3        Por fax de 28 de agosto de 2007, a Comissão recebeu uma queixa de um operador privado que afirmava que o regime controvertido constitui um auxílio de Estado incompatível com o mercado comum.

4        Por decisão de 10 de outubro de 2007 (resumo no JO C 311, p. 21), a Comissão deu início ao procedimento formal de investigação relativamente ao regime controvertido.

5        Por ofício de 5 de dezembro de 2007, a Comissão recebeu as observações do Reino de Espanha sobre essa decisão de dar início ao procedimento formal. Entre 18 de janeiro e 16 de junho de 2008, a Comissão recebeu igualmente as observações de 32 terceiros interessados, entre as quais as da recorrente, Iberdrola, SA. Por ofícios de 30 de junho de 2008 e 22 de abril de 2009, o Reino de Espanha apresentou os seus comentários sobre as observações dos terceiros interessados.

6        Em 18 de fevereiro de 2008, 12 de maio e 8 de junho de 2009, realizaram­‑se reuniões de caráter técnico com as autoridades espanholas.

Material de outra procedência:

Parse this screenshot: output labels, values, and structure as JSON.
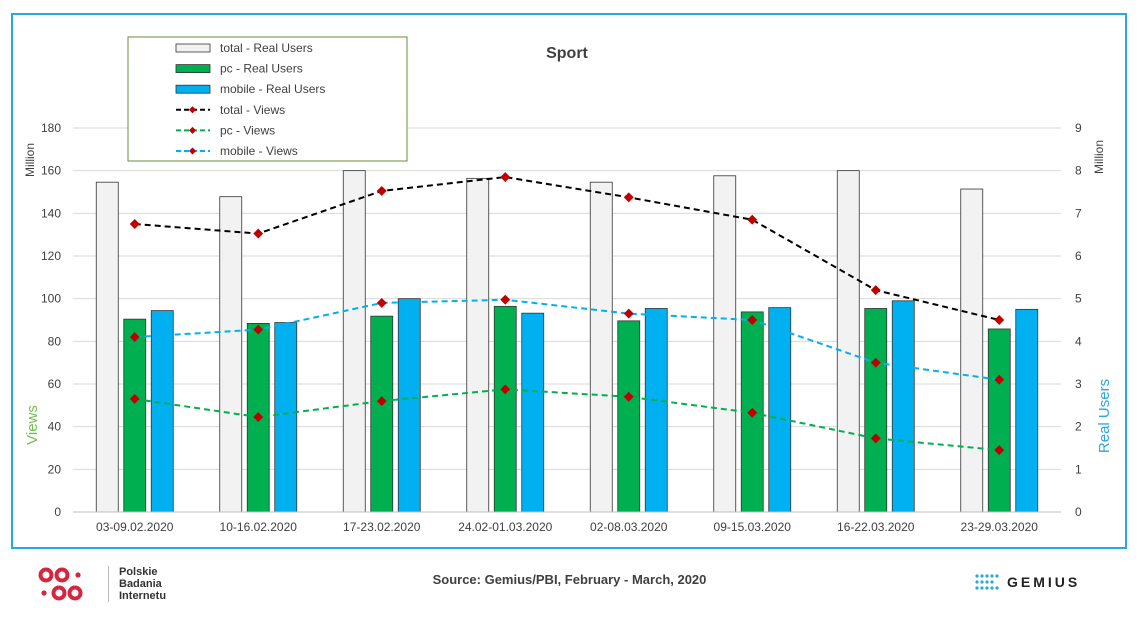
{
  "chart_data": {
    "type": "bar",
    "title": "Sport",
    "categories": [
      "03-09.02.2020",
      "10-16.02.2020",
      "17-23.02.2020",
      "24.02-01.03.2020",
      "02-08.03.2020",
      "09-15.03.2020",
      "16-22.03.2020",
      "23-29.03.2020"
    ],
    "y_left": {
      "label": "Views",
      "unit": "Million",
      "range": [
        0,
        180
      ],
      "ticks": [
        0,
        20,
        40,
        60,
        80,
        100,
        120,
        140,
        160,
        180
      ]
    },
    "y_right": {
      "label": "Real Users",
      "unit": "Million",
      "range": [
        0,
        9
      ],
      "ticks": [
        0,
        1,
        2,
        3,
        4,
        5,
        6,
        7,
        8,
        9
      ]
    },
    "grid": true,
    "legend_position": "top-left",
    "bar_series": [
      {
        "name": "total - Real Users",
        "axis": "right",
        "color": "#f2f2f2",
        "values": [
          7.73,
          7.39,
          8.0,
          7.82,
          7.73,
          7.88,
          8.0,
          7.57
        ]
      },
      {
        "name": "pc - Real Users",
        "axis": "right",
        "color": "#00b050",
        "values": [
          4.52,
          4.42,
          4.59,
          4.82,
          4.48,
          4.69,
          4.77,
          4.29
        ]
      },
      {
        "name": "mobile - Real Users",
        "axis": "right",
        "color": "#00b0f0",
        "values": [
          4.72,
          4.44,
          5.0,
          4.66,
          4.77,
          4.79,
          4.95,
          4.75
        ]
      }
    ],
    "line_series": [
      {
        "name": "total - Views",
        "axis": "left",
        "color": "#000000",
        "values": [
          135,
          130.5,
          150.5,
          157,
          147.5,
          137,
          104,
          90
        ]
      },
      {
        "name": "pc - Views",
        "axis": "left",
        "color": "#00b050",
        "values": [
          53,
          44.5,
          52,
          57.5,
          54,
          46.5,
          34.5,
          29
        ]
      },
      {
        "name": "mobile - Views",
        "axis": "left",
        "color": "#00b0f0",
        "values": [
          82,
          85.5,
          98,
          99.5,
          93,
          90,
          70,
          62
        ]
      }
    ]
  },
  "footer": {
    "source": "Source: Gemius/PBI, February - March, 2020",
    "pbi_logo_lines": [
      "Polskie",
      "Badania",
      "Internetu"
    ],
    "gemius_logo": "GEMIUS"
  }
}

Também se realizaram outras reuniões de caráter técnico com alguns dos 32 terceiros interessados.

7        Por ofício de 14 de julho de 2008 e por correio eletrónico de 16 de junho de 2009, o Reino de Espanha enviou informações adicionais à Comissão.

8        A Comissão encerrou o procedimento, no que se refere às aquisições de participações ocorridas no interior da União Europeia, com a sua Decisão 2011/5/CE, de 28 de outubro de 2009, relativa à amortização para efeitos fiscais da diferença relativamente ao valor do património (financial goodwill), em caso de aquisição de participações em empresas estrangeiras, Processo C 45/07 (ex NN 51/07, ex CP 9/07), aplicada pela Espanha (JO 2011, L 7, p. 48, a seguir «decisão impugnada»).

9        A decisão impugnada declara incompatível com o mercado comum o regime controvertido, que consiste num benefício fiscal que permite às sociedades espanholas amortizar a diferença relativamente ao valor do património (financial goodwill) resultante de uma aquisição de participações em empresas estrangeiras, quando aplicado a aquisições de participações em sociedades estabelecidas no interior da União.

10      Contudo, o artigo 1.°, n.os 2 e 3, da decisão impugnada permite que o regime controvertido continue a aplicar‑se, ao abrigo do princípio da proteção da confiança legítima, às aquisições de participações realizadas antes da publicação no Jornal Oficial da União Europeia da decisão de dar início ao procedimento formal de investigação, ocorrida em 21 de dezembro de 2007, bem como às aquisições de participações cuja realização, subordinada a uma autorização de uma autoridade reguladora à qual a operação tenha sido notificada antes dessa data, tivesse sido irrevogavelmente iniciada antes de 21 de dezembro de 2007.

 Tramitação processual e pedidos das partes

11      Por petição apresentada na Secretaria do Tribunal Geral em 18 de maio de 2010, a recorrente interpôs o presente recurso.

12      Por requerimento apresentado na Secretaria do Tribunal Geral em 30 de setembro de 2010, a Comissão suscitou uma questão prévia de inadmissibilidade nos termos do artigo 114.°, n.° 1, do Regulamento de Processo do Tribunal Geral.

13      Em 16 de novembro de 2010, a recorrente apresentou as suas observações quanto à questão prévia de inadmissibilidade suscitada pela Comissão.

14      Em 8 de junho de 2011, em aplicação do disposto no artigo 14.° do Regulamento de Processo e sob proposta da Oitava Secção, o Tribunal decidiu remeter o presente processo à formação de julgamento alargada.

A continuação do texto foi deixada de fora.